Increased expression of inducible nitric oxide synthase and cyclo-oxygenase-2 in the airway epithelium of asthmatic subjects and regulation by corticosteroid treatment
- A E Redingtona,
- Q-H Mengb,
- D R Springallb,
- T J Evansc,
- C Créminond,
- J Macloufe,
- S T Holgatea,
- P H Howartha,
- J M Polakb
- aUniversity Medicine, Southampton General Hospital, Tremona Road, Southampton SO16 6YD, UK, bDepartment of Histochemistry, Imperial College School of Medicine, Hammersmith Hospital, London W12 0NN, UK, cDepartment of Infectious Diseases, Imperial College School of Medicine, dCEA, SPI/DRM, Bâtiment 136, CEA-Saclay, 91191 Gif-sur-Yvette, Cedex, France, eU348 INSERM, Hôpital Lariboisière, 8 rue Patin, 75475 Paris Cedex 10, France
- Dr A E Redington, Academic Department of Medicine, Castle Hill Hospital, Castle Road, Cottingham, East Yorkshire HU16 5JQ, UK
- Received 14 September 2000
- Revision requested 2 December 2000
- Revised 19 January 2001
- Accepted 22 January 2001
BACKGROUND Nitric oxide (NO) and prostanoids are mediators of vascular and bronchial tone that are postulated to be involved in asthma. Increased levels of both are found in asthmatic subjects and are synthesised by enzymes that have cytokine inducible forms: inducible NO synthase (iNOS) and cyclo-oxygenase-2 (COX-2), respectively. We hypothesised that the in vivo expression of iNOS and COX-2 in the airways would be increased in asthma, and that these cytokine inducible enzymes may represent targets for regulation by corticosteroid treatment.

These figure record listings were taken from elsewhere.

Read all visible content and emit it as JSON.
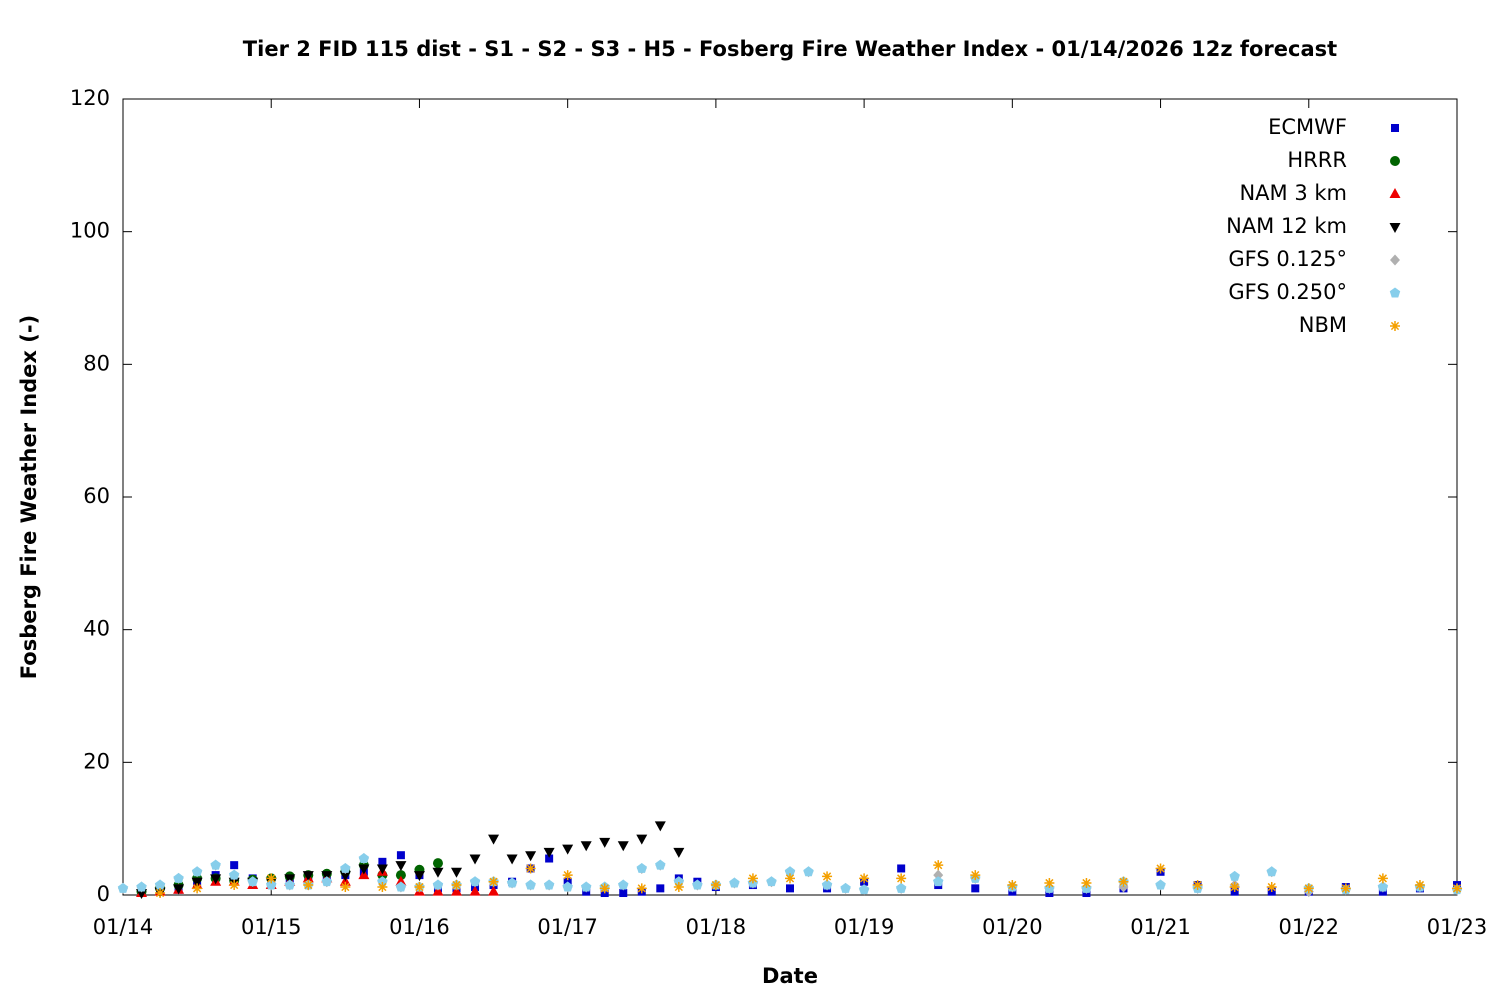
{
  "chart_data": {
    "type": "scatter",
    "title": "Tier 2 FID 115 dist - S1 - S2 - S3 - H5 - Fosberg Fire Weather Index - 01/14/2026 12z forecast",
    "xlabel": "Date",
    "ylabel": "Fosberg Fire Weather Index (-)",
    "xlim": [
      0,
      9
    ],
    "ylim": [
      0,
      120
    ],
    "xticks": [
      {
        "value": 0,
        "label": "01/14"
      },
      {
        "value": 1,
        "label": "01/15"
      },
      {
        "value": 2,
        "label": "01/16"
      },
      {
        "value": 3,
        "label": "01/17"
      },
      {
        "value": 4,
        "label": "01/18"
      },
      {
        "value": 5,
        "label": "01/19"
      },
      {
        "value": 6,
        "label": "01/20"
      },
      {
        "value": 7,
        "label": "01/21"
      },
      {
        "value": 8,
        "label": "01/22"
      },
      {
        "value": 9,
        "label": "01/23"
      }
    ],
    "yticks": [
      0,
      20,
      40,
      60,
      80,
      100,
      120
    ],
    "legend": "top-right",
    "series": [
      {
        "name": "ECMWF",
        "color": "#0000cc",
        "marker": "square",
        "x": [
          0.125,
          0.25,
          0.375,
          0.5,
          0.625,
          0.75,
          0.875,
          1.0,
          1.125,
          1.25,
          1.375,
          1.5,
          1.625,
          1.75,
          1.875,
          2.0,
          2.125,
          2.25,
          2.375,
          2.5,
          2.625,
          2.75,
          2.875,
          3.0,
          3.125,
          3.25,
          3.375,
          3.5,
          3.625,
          3.75,
          3.875,
          4.0,
          4.25,
          4.5,
          4.75,
          5.0,
          5.25,
          5.5,
          5.75,
          6.0,
          6.25,
          6.5,
          6.75,
          7.0,
          7.25,
          7.5,
          7.75,
          8.0,
          8.25,
          8.5,
          8.75,
          9.0
        ],
        "values": [
          0.3,
          0.5,
          0.8,
          1.5,
          3,
          4.5,
          2.5,
          2,
          1.8,
          2,
          2.5,
          3,
          3.5,
          5,
          6,
          3,
          1,
          1,
          1.2,
          1.5,
          2,
          4,
          5.5,
          2,
          0.5,
          0.3,
          0.3,
          0.5,
          1,
          2.5,
          2,
          1.2,
          1.5,
          1,
          1,
          2,
          4,
          1.5,
          1,
          0.5,
          0.3,
          0.3,
          1,
          3.5,
          1.5,
          0.5,
          0.5,
          0.5,
          1.2,
          0.5,
          1,
          1.5
        ]
      },
      {
        "name": "HRRR",
        "color": "#006400",
        "marker": "circle",
        "x": [
          0.125,
          0.25,
          0.375,
          0.5,
          0.625,
          0.75,
          0.875,
          1.0,
          1.125,
          1.25,
          1.375,
          1.5,
          1.625,
          1.75,
          1.875,
          2.0,
          2.125
        ],
        "values": [
          0.5,
          1,
          1.5,
          2.5,
          2.5,
          2.2,
          2.3,
          2.5,
          2.8,
          3,
          3.2,
          3.5,
          4.5,
          3,
          3,
          3.8,
          4.8
        ]
      },
      {
        "name": "NAM 3 km",
        "color": "#ee0000",
        "marker": "triangle-up",
        "x": [
          0.125,
          0.25,
          0.375,
          0.5,
          0.625,
          0.75,
          0.875,
          1.0,
          1.125,
          1.25,
          1.375,
          1.5,
          1.625,
          1.75,
          1.875,
          2.0,
          2.125,
          2.25,
          2.375,
          2.5
        ],
        "values": [
          0.3,
          0.5,
          0.8,
          1.5,
          2,
          2,
          1.5,
          1.5,
          2,
          2.5,
          2.5,
          2,
          3,
          3.5,
          2,
          0.5,
          0.5,
          0.5,
          0.5,
          0.5
        ]
      },
      {
        "name": "NAM 12 km",
        "color": "#000000",
        "marker": "triangle-down",
        "x": [
          0.125,
          0.25,
          0.375,
          0.5,
          0.625,
          0.75,
          0.875,
          1.0,
          1.125,
          1.25,
          1.375,
          1.5,
          1.625,
          1.75,
          1.875,
          2.0,
          2.125,
          2.25,
          2.375,
          2.5,
          2.625,
          2.75,
          2.875,
          3.0,
          3.125,
          3.25,
          3.375,
          3.5,
          3.625,
          3.75
        ],
        "values": [
          0.3,
          0.5,
          1,
          2,
          2.5,
          2,
          2,
          2,
          2.5,
          3,
          3,
          3,
          4,
          4,
          4.5,
          3,
          3.5,
          3.5,
          5.5,
          8.5,
          5.5,
          6,
          6.5,
          7,
          7.5,
          8,
          7.5,
          8.5,
          10.5,
          6.5
        ]
      },
      {
        "name": "GFS 0.125°",
        "color": "#b0b0b0",
        "marker": "diamond",
        "x": [
          0,
          0.125,
          0.25,
          0.375,
          0.5,
          0.625,
          0.75,
          0.875,
          1.0,
          1.125,
          1.25,
          1.375,
          1.5,
          1.625,
          1.75,
          1.875,
          2.0,
          2.125,
          2.25,
          2.375,
          2.5,
          2.625,
          2.75,
          2.875,
          3.0,
          3.125,
          3.25,
          3.375,
          3.5,
          3.625,
          3.75,
          3.875,
          4.0,
          4.125,
          4.25,
          4.375,
          4.5,
          4.625,
          4.75,
          4.875,
          5.0,
          5.25,
          5.5,
          5.75,
          6.0,
          6.25,
          6.5,
          6.75,
          7.0,
          7.25,
          7.5,
          7.75,
          8.0,
          8.25,
          8.5,
          8.75,
          9.0
        ],
        "values": [
          1,
          1.2,
          1.5,
          2.5,
          3.5,
          4.5,
          3,
          2,
          1.5,
          1.5,
          1.5,
          2,
          4,
          5.5,
          2,
          1.2,
          1.2,
          1.5,
          1.5,
          2,
          2,
          1.8,
          1.5,
          1.5,
          1.2,
          1.2,
          1.2,
          1.5,
          4,
          4.5,
          2,
          1.5,
          1.5,
          1.8,
          1.8,
          2,
          3.5,
          3.5,
          1.5,
          1,
          0.8,
          1,
          3,
          2.5,
          1.2,
          1,
          1,
          1.2,
          1.5,
          1,
          1.5,
          3.5,
          0.5,
          0.8,
          1.2,
          1.2,
          0.8
        ]
      },
      {
        "name": "GFS 0.250°",
        "color": "#87ceeb",
        "marker": "pentagon",
        "x": [
          0,
          0.125,
          0.25,
          0.375,
          0.5,
          0.625,
          0.75,
          0.875,
          1.0,
          1.125,
          1.25,
          1.375,
          1.5,
          1.625,
          1.75,
          1.875,
          2.0,
          2.125,
          2.25,
          2.375,
          2.5,
          2.625,
          2.75,
          2.875,
          3.0,
          3.125,
          3.25,
          3.375,
          3.5,
          3.625,
          3.75,
          3.875,
          4.0,
          4.125,
          4.25,
          4.375,
          4.5,
          4.625,
          4.75,
          4.875,
          5.0,
          5.25,
          5.5,
          5.75,
          6.0,
          6.25,
          6.5,
          6.75,
          7.0,
          7.25,
          7.5,
          7.75,
          8.0,
          8.25,
          8.5,
          8.75,
          9.0
        ],
        "values": [
          1,
          1.2,
          1.5,
          2.5,
          3.5,
          4.5,
          3,
          2,
          1.5,
          1.5,
          1.5,
          2,
          4,
          5.5,
          2,
          1.2,
          1.2,
          1.5,
          1.5,
          2,
          2,
          1.8,
          1.5,
          1.5,
          1.2,
          1.2,
          1.2,
          1.5,
          4,
          4.5,
          2,
          1.5,
          1.5,
          1.8,
          1.8,
          2,
          3.5,
          3.5,
          1.5,
          1,
          0.8,
          1,
          2,
          2.5,
          1.2,
          1,
          1,
          2,
          1.5,
          1,
          2.8,
          3.5,
          1,
          0.8,
          1.2,
          1.2,
          0.8
        ]
      },
      {
        "name": "NBM",
        "color": "#f4a000",
        "marker": "asterisk",
        "x": [
          0.25,
          0.5,
          0.75,
          1.0,
          1.25,
          1.5,
          1.75,
          2.0,
          2.25,
          2.5,
          2.75,
          3.0,
          3.25,
          3.5,
          3.75,
          4.0,
          4.25,
          4.5,
          4.75,
          5.0,
          5.25,
          5.5,
          5.75,
          6.0,
          6.25,
          6.5,
          6.75,
          7.0,
          7.25,
          7.5,
          7.75,
          8.0,
          8.25,
          8.5,
          8.75,
          9.0
        ],
        "values": [
          0.3,
          1,
          1.5,
          2.5,
          1.5,
          1.2,
          1.2,
          1.2,
          1.5,
          2,
          4,
          3,
          1,
          1,
          1.2,
          1.5,
          2.5,
          2.5,
          2.8,
          2.5,
          2.5,
          4.5,
          3,
          1.5,
          1.8,
          1.8,
          2,
          4,
          1.5,
          1.2,
          1.2,
          1,
          1,
          2.5,
          1.5,
          1
        ]
      }
    ]
  }
}
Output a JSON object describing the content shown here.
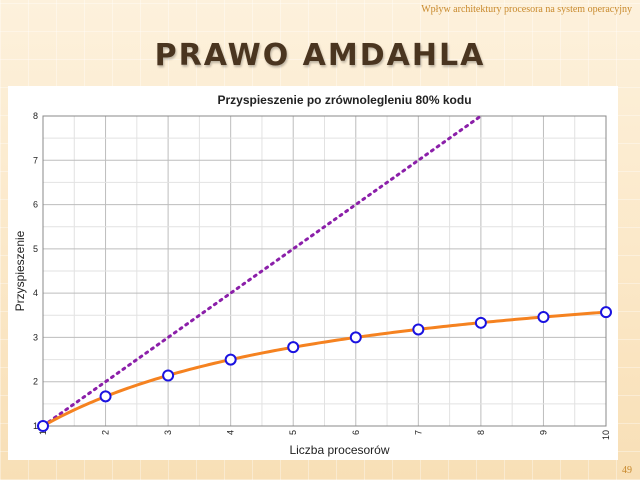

METHODS Bronchial biopsy specimens were obtained from three groups of subjects: atopic asthmatics treated with β2 agonists alone (n=7), atopic asthmatics additionally receiving regular treatment with corticosteroids (n=8), and non-asthmatic control subjects (n=10). Expression of iNOS and COX-2 mRNA and immunoreactive protein was studied using in situ hybridisation and quantitative immunohistochemistry.
RESULTS Immunoreactivity and the hybridisation signal for iNOS and COX-2 were mainly localised in the airway epithelium. The proportion of epithelium immunostained was significantly greater in the non-steroid treated asthmatic subjects (iNOS 8.6 (1.8)%; COX-2 26.3 (4.6)%) than either the steroid treated asthmatics (iNOS 3.4 (1.0)%, p=0.009; COX-2 13.0 (0.6)%, p=0.0015) or the non-asthmatic controls (iNOS 4.2 (0.9)%, p=0.018; COX-2 11.6 (0.6)%, p=0.0003). Similarly, the hybridisation signal was stronger in the non-steroid treated group of asthmatic subjects than in the other two groups.
CONCLUSIONS These findings highlight the potential role of the airway epithelium both as a contributor to the inflammatory process in asthma and as a target for inhaled corticosteroid treatment in this disease.